Sustained treatment with once-daily valbenazine led to significant, long-lasting symptom improvement in adults with tardive dyskinesia (TD), according to an analysis presented at the 75th annual meeting of the American Academy of Neurology, in Boston, MA.

TD is a disorder characterized by persistent, involuntary movements of the face, torso, and extremities, which may also affect the respiratory muscles. Its pathogenesis has been linked to long-term treatment with dopamine receptor blockers, including antipsychotic agents. 

Valbenazine, a highly selective vesicular monoamine transporter 2 inhibitor, has been approved for the treatment of TD in adults. Data from several double-blind, placebo-controlled trials and long-term phase 3 studies showed that valbenazine was effective in alleviating TD symptoms, generally tolerable, and had a positive safety profile [Hauser RA et al. Am J Psychiatry 2017;174(5):476-484]. A post-hoc analysis of results from the 48-week clinical trial KINECT 4 was conducted to assess treatment response in patients with TD who were treated with once-daily valbenazine for 48 weeks. The findings were presented on April 26 in a poster session (P 11.11-012). 

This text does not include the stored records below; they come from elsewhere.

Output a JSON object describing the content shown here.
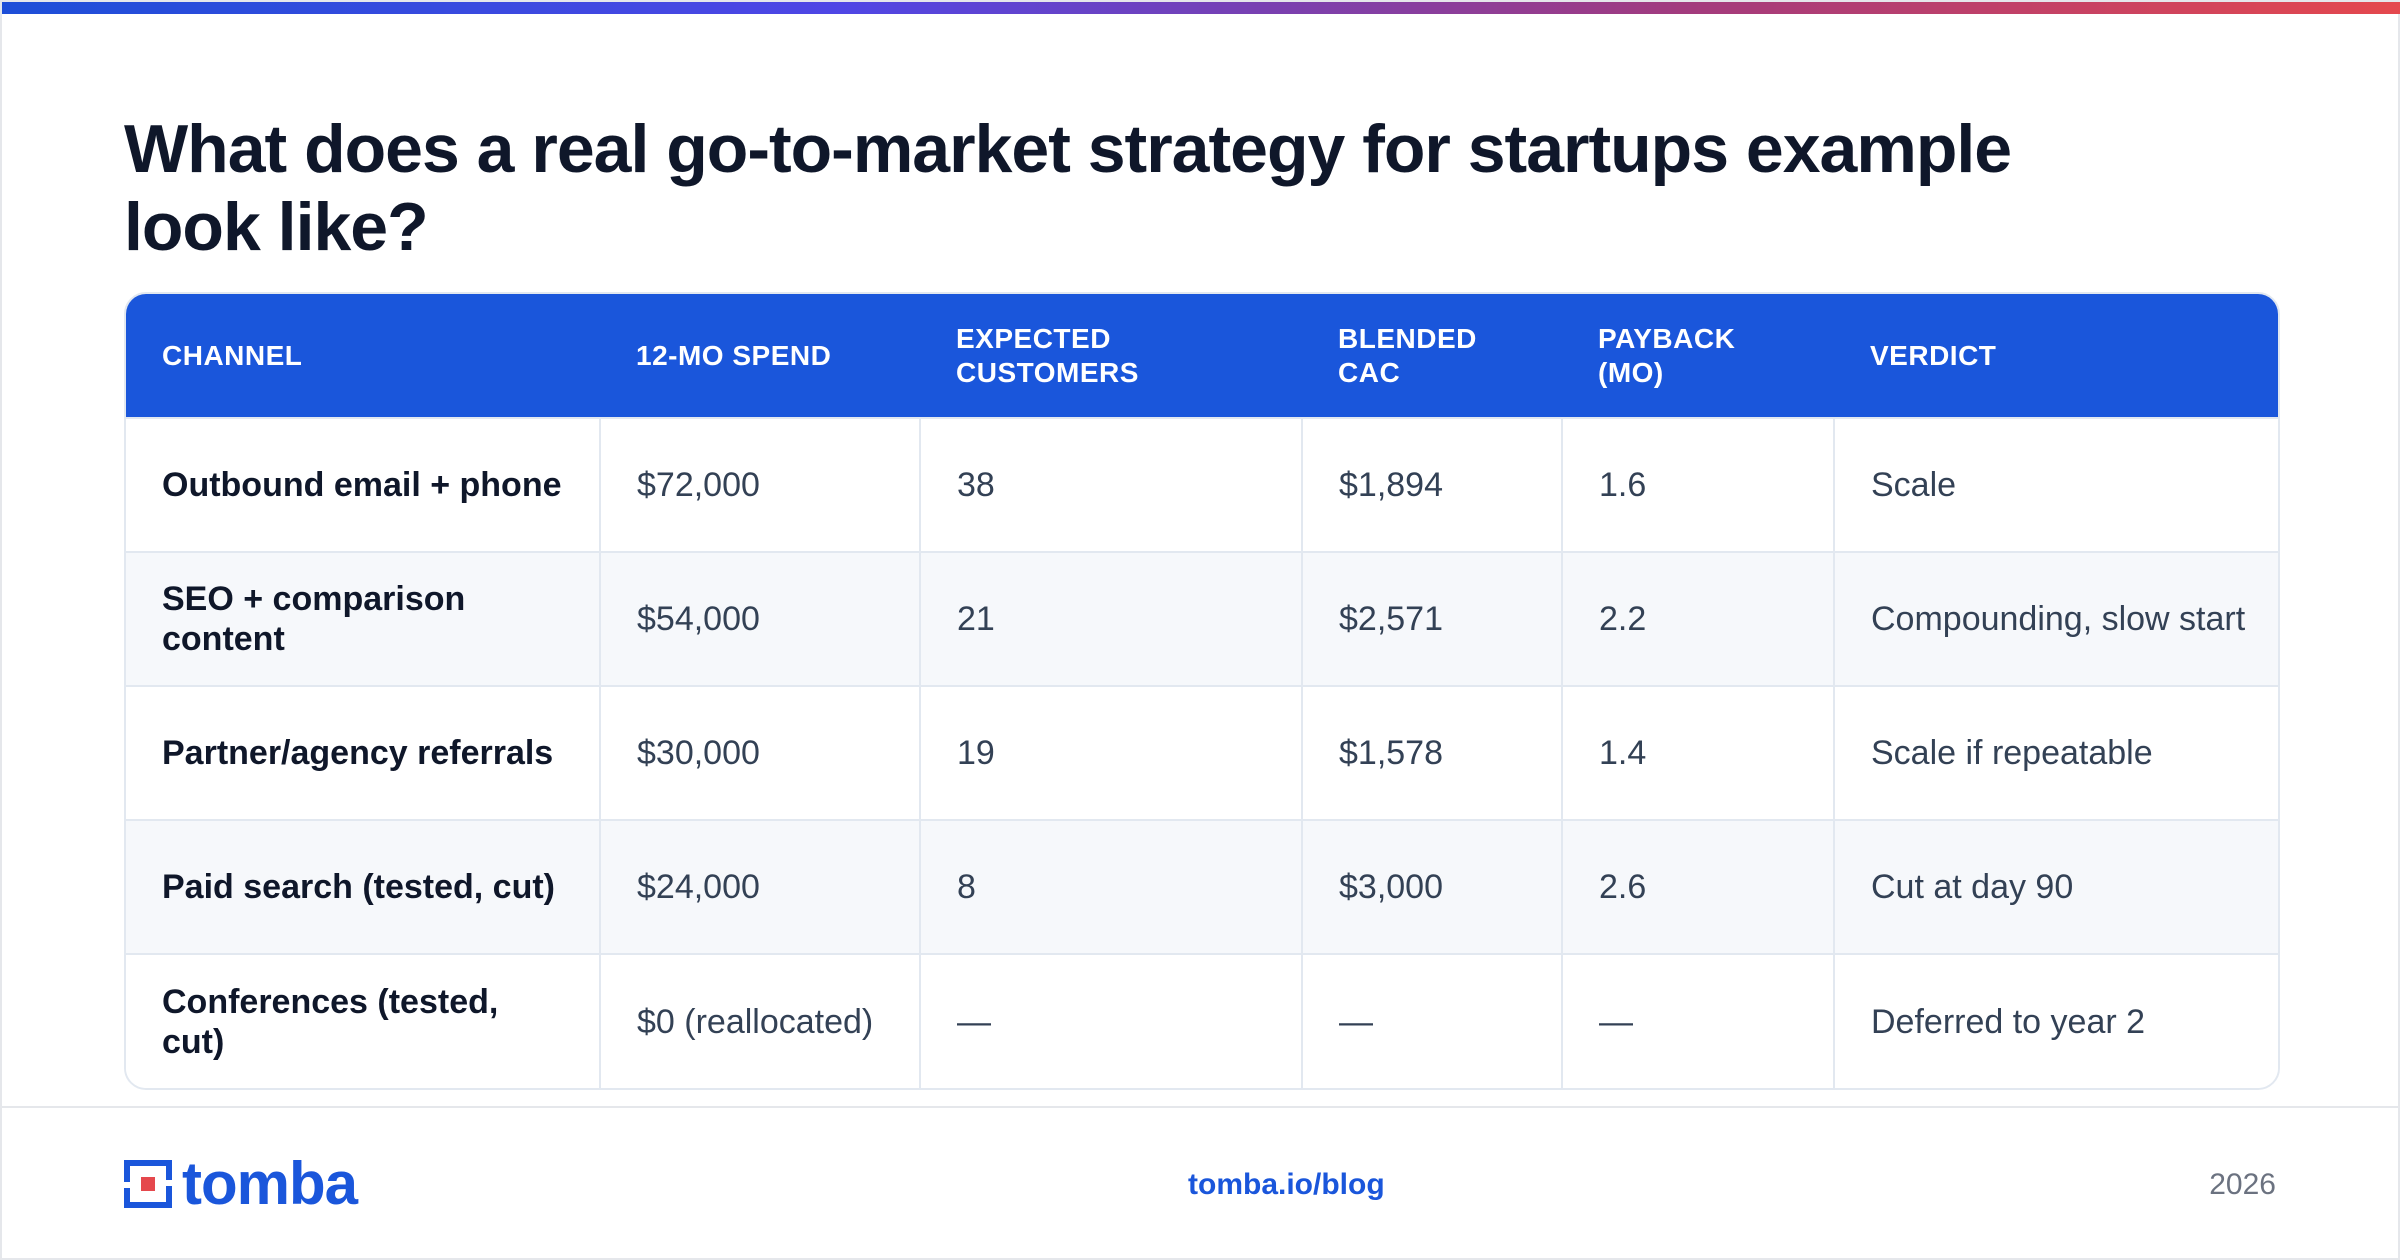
{
  "title": "What does a real go-to-market strategy for startups example look like?",
  "table": {
    "headers": [
      "CHANNEL",
      "12-MO SPEND",
      "EXPECTED CUSTOMERS",
      "BLENDED CAC",
      "PAYBACK (MO)",
      "VERDICT"
    ],
    "rows": [
      [
        "Outbound email + phone",
        "$72,000",
        "38",
        "$1,894",
        "1.6",
        "Scale"
      ],
      [
        "SEO + comparison content",
        "$54,000",
        "21",
        "$2,571",
        "2.2",
        "Compounding, slow start"
      ],
      [
        "Partner/agency referrals",
        "$30,000",
        "19",
        "$1,578",
        "1.4",
        "Scale if repeatable"
      ],
      [
        "Paid search (tested, cut)",
        "$24,000",
        "8",
        "$3,000",
        "2.6",
        "Cut at day 90"
      ],
      [
        "Conferences (tested, cut)",
        "$0 (reallocated)",
        "—",
        "—",
        "—",
        "Deferred to year 2"
      ]
    ]
  },
  "footer": {
    "logo_text": "tomba",
    "link": "tomba.io/blog",
    "year": "2026"
  },
  "colors": {
    "accent": "#1a56db",
    "header_bg": "#1a56db",
    "stripe": "#f6f8fb",
    "title": "#0f172a"
  }
}
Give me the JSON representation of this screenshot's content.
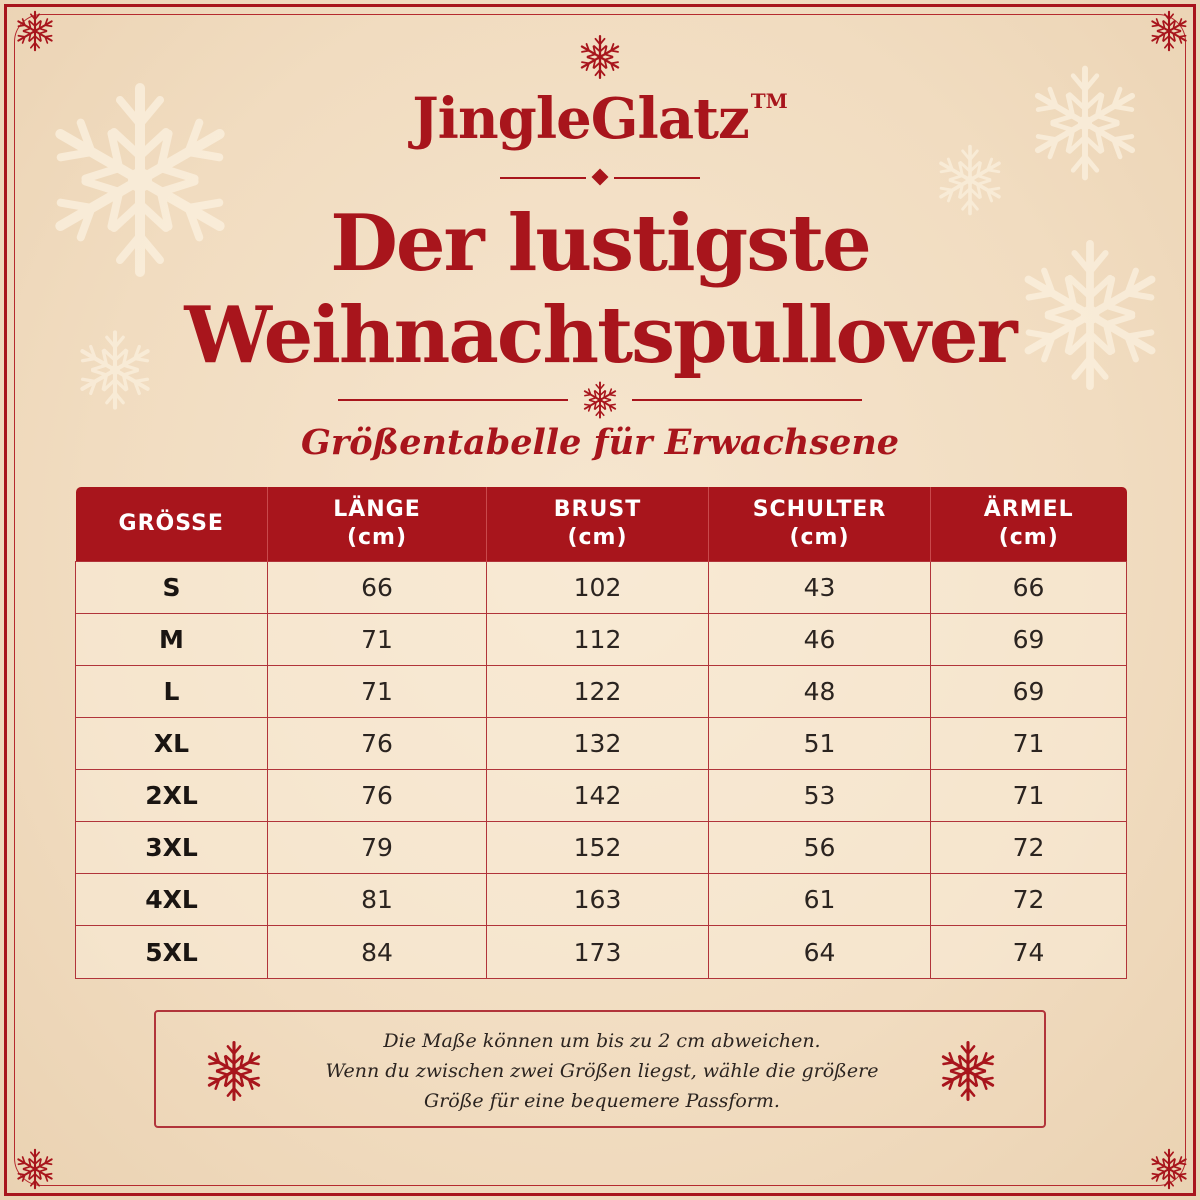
{
  "brand": {
    "name": "JingleGlatz",
    "trademark": "TM"
  },
  "title": {
    "line1": "Der lustigste",
    "line2": "Weihnachtspullover"
  },
  "subtitle": "Größentabelle für Erwachsene",
  "table": {
    "headers": [
      {
        "label": "GRÖSSE",
        "unit": ""
      },
      {
        "label": "LÄNGE",
        "unit": "(cm)"
      },
      {
        "label": "BRUST",
        "unit": "(cm)"
      },
      {
        "label": "SCHULTER",
        "unit": "(cm)"
      },
      {
        "label": "ÄRMEL",
        "unit": "(cm)"
      }
    ],
    "rows": [
      [
        "S",
        "66",
        "102",
        "43",
        "66"
      ],
      [
        "M",
        "71",
        "112",
        "46",
        "69"
      ],
      [
        "L",
        "71",
        "122",
        "48",
        "69"
      ],
      [
        "XL",
        "76",
        "132",
        "51",
        "71"
      ],
      [
        "2XL",
        "76",
        "142",
        "53",
        "71"
      ],
      [
        "3XL",
        "79",
        "152",
        "56",
        "72"
      ],
      [
        "4XL",
        "81",
        "163",
        "61",
        "72"
      ],
      [
        "5XL",
        "84",
        "173",
        "64",
        "74"
      ]
    ]
  },
  "note": {
    "lines": [
      "Die Maße können um bis zu 2 cm abweichen.",
      "Wenn du zwischen zwei Größen liegst, wähle die größere",
      "Größe für eine bequemere Passform."
    ]
  },
  "colors": {
    "accent": "#a8151c",
    "background": "#f3e0c5",
    "text": "#2b2420"
  },
  "icons": [
    "snowflake-icon"
  ]
}
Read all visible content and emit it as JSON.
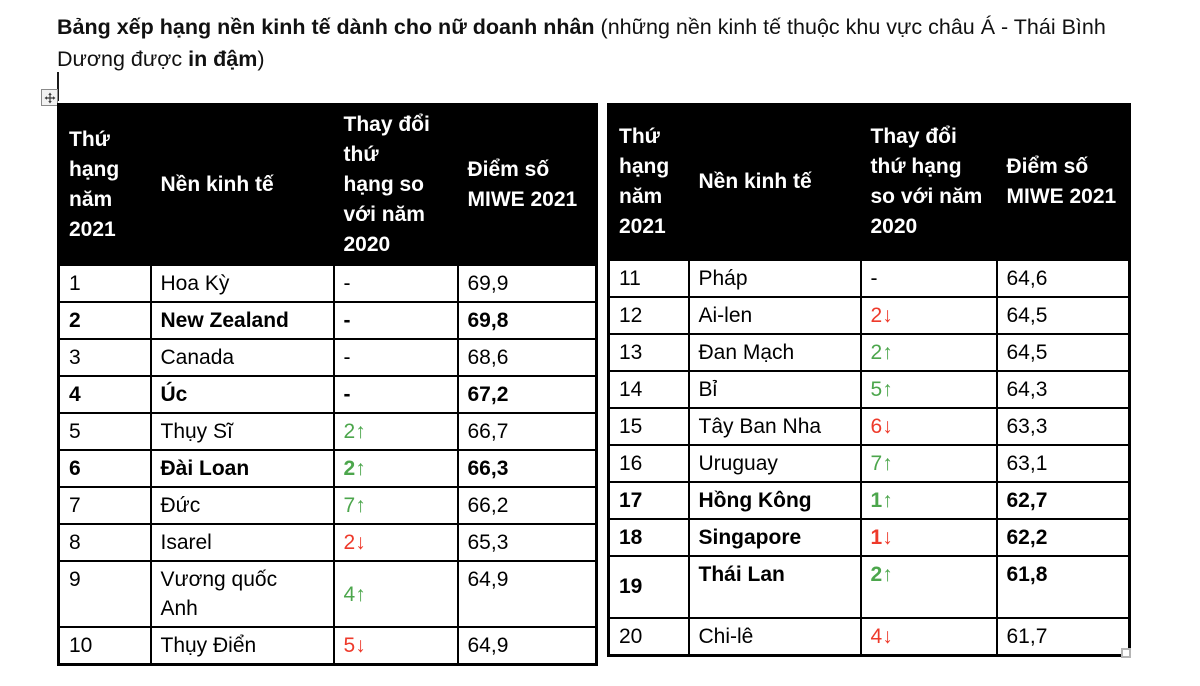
{
  "title": {
    "bold_lead": "Bảng xếp hạng nền kinh tế dành cho nữ doanh nhân",
    "normal_mid": " (những nền kinh tế thuộc khu vực châu Á - Thái Bình Dương được ",
    "bold_emphasis": "in đậm",
    "normal_tail": ")"
  },
  "colors": {
    "positive": "#4CA64C",
    "negative": "#EE3A2B",
    "header_bg": "#000000",
    "header_fg": "#FFFFFF",
    "border": "#000000"
  },
  "glyphs": {
    "up_arrow": "↑",
    "down_arrow": "↓"
  },
  "icons": {
    "table_move_handle": "move-icon",
    "table_resize_handle": "resize-handle"
  },
  "columns": [
    "Thứ hạng năm 2021",
    "Nền kinh tế",
    "Thay đổi thứ hạng so với năm 2020",
    "Điểm số MIWE 2021"
  ],
  "tables": [
    {
      "rows": [
        {
          "rank": "1",
          "economy": "Hoa Kỳ",
          "change": {
            "value": "-",
            "direction": "none"
          },
          "score": "69,9",
          "bold": false
        },
        {
          "rank": "2",
          "economy": "New Zealand",
          "change": {
            "value": "-",
            "direction": "none"
          },
          "score": "69,8",
          "bold": true
        },
        {
          "rank": "3",
          "economy": "Canada",
          "change": {
            "value": "-",
            "direction": "none"
          },
          "score": "68,6",
          "bold": false
        },
        {
          "rank": "4",
          "economy": "Úc",
          "change": {
            "value": "-",
            "direction": "none"
          },
          "score": "67,2",
          "bold": true
        },
        {
          "rank": "5",
          "economy": "Thụy Sĩ",
          "change": {
            "value": "2",
            "direction": "up"
          },
          "score": "66,7",
          "bold": false
        },
        {
          "rank": "6",
          "economy": "Đài Loan",
          "change": {
            "value": "2",
            "direction": "up"
          },
          "score": "66,3",
          "bold": true
        },
        {
          "rank": "7",
          "economy": "Đức",
          "change": {
            "value": "7",
            "direction": "up"
          },
          "score": "66,2",
          "bold": false
        },
        {
          "rank": "8",
          "economy": "Isarel",
          "change": {
            "value": "2",
            "direction": "down"
          },
          "score": "65,3",
          "bold": false
        },
        {
          "rank": "9",
          "economy": "Vương quốc Anh",
          "change": {
            "value": "4",
            "direction": "up"
          },
          "score": "64,9",
          "bold": false,
          "wrap": true
        },
        {
          "rank": "10",
          "economy": "Thụy Điển",
          "change": {
            "value": "5",
            "direction": "down"
          },
          "score": "64,9",
          "bold": false
        }
      ]
    },
    {
      "rows": [
        {
          "rank": "11",
          "economy": "Pháp",
          "change": {
            "value": "-",
            "direction": "none"
          },
          "score": "64,6",
          "bold": false
        },
        {
          "rank": "12",
          "economy": "Ai-len",
          "change": {
            "value": "2",
            "direction": "down"
          },
          "score": "64,5",
          "bold": false
        },
        {
          "rank": "13",
          "economy": "Đan Mạch",
          "change": {
            "value": "2",
            "direction": "up"
          },
          "score": "64,5",
          "bold": false
        },
        {
          "rank": "14",
          "economy": "Bỉ",
          "change": {
            "value": "5",
            "direction": "up"
          },
          "score": "64,3",
          "bold": false
        },
        {
          "rank": "15",
          "economy": "Tây Ban Nha",
          "change": {
            "value": "6",
            "direction": "down"
          },
          "score": "63,3",
          "bold": false
        },
        {
          "rank": "16",
          "economy": "Uruguay",
          "change": {
            "value": "7",
            "direction": "up"
          },
          "score": "63,1",
          "bold": false
        },
        {
          "rank": "17",
          "economy": "Hồng Kông",
          "change": {
            "value": "1",
            "direction": "up"
          },
          "score": "62,7",
          "bold": true
        },
        {
          "rank": "18",
          "economy": "Singapore",
          "change": {
            "value": "1",
            "direction": "down"
          },
          "score": "62,2",
          "bold": true
        },
        {
          "rank": "19",
          "economy": "Thái Lan",
          "change": {
            "value": "2",
            "direction": "up"
          },
          "score": "61,8",
          "bold": true
        },
        {
          "rank": "20",
          "economy": "Chi-lê",
          "change": {
            "value": "4",
            "direction": "down"
          },
          "score": "61,7",
          "bold": false
        }
      ]
    }
  ]
}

The study included adults aged 18 to 85 years who had received a diagnosis of neuroleptic-induced TD at least 3 months before the screening, and had a psychiatric diagnosis of schizophrenia, schizoaffective disorder, or mood disorder. Each participant was required to have a stable medical and psychiatric status, without significant risk for suicidal or violent behavior. Concomitant medications to treat the psychiatric and medical comorbidities were continued during the trial. 

All participants enrolled in KINECT 4 received valbenazine 40 mg once-daily for an initial period of 4 weeks. For those who tolerated the initial dose and received a clinical rating of “minimally improved” to “very much worse,” the daily dose was then increased to 80 mg. The 9 participants who did not tolerate the higher dose received a dose reduction (to 40 mg), while 74 participants continued taking 80 mg daily until week 48. Of 163 initial participants in KINECT 4, 103 (63%) were treatment completers and were included in the analysis. 

Improvements from baseline to week 8 (first study visit after the dose-optimization period) and week 48 (end of treatment) were assessed using the Abnormal Involuntary Movement Scale (AIMS) total score, as well as ratings of “much improved” or “very much improved” (score ≤2) on the Clinical Global Impression of Change-Tardive Dyskinesia (CGI-TD) and the Patient Global Impression of Change (PGIC). The analysis showed that the percentage of participants who achieved global improvements based on clinician assessments and patient self-reports increased over time. The proportion of those who met rigorous treatment response thresholds (≥70% AIMS improvement) surged from 17% to 52% between weeks 8 and 48. 

Moreover, most of the participants who did not experience major improvements in TD symptoms during the early phases reported ≥50% AIMS improvement by week 48 (81%). 

Robust improvements reflected in the CGI-TD (score ≤2) and PGIC (score ≤2) ratings were also recorded in a majority of participants (>80%) after 48 weeks of treatment with once-daily valbenazine. The proportion of participants who met these thresholds increased from week 8 to week 48 for both CGI-TD (from 50% to 92%) and PGIC (from 53% to 88%).

A large majority (86%) of participants who completed 48 weeks of treatment experienced significant, sustained improvements in TD (≥50% response threshold) with once-daily valbenazine, regardless of the dose used. 

“Overall, these results indicate that once-daily valbenazine can be a highly effective long-term treatment option in patients with TD,” the authors wrote. “Sustained treatment may be needed for some patients to achieve the full effects of valbenazine.”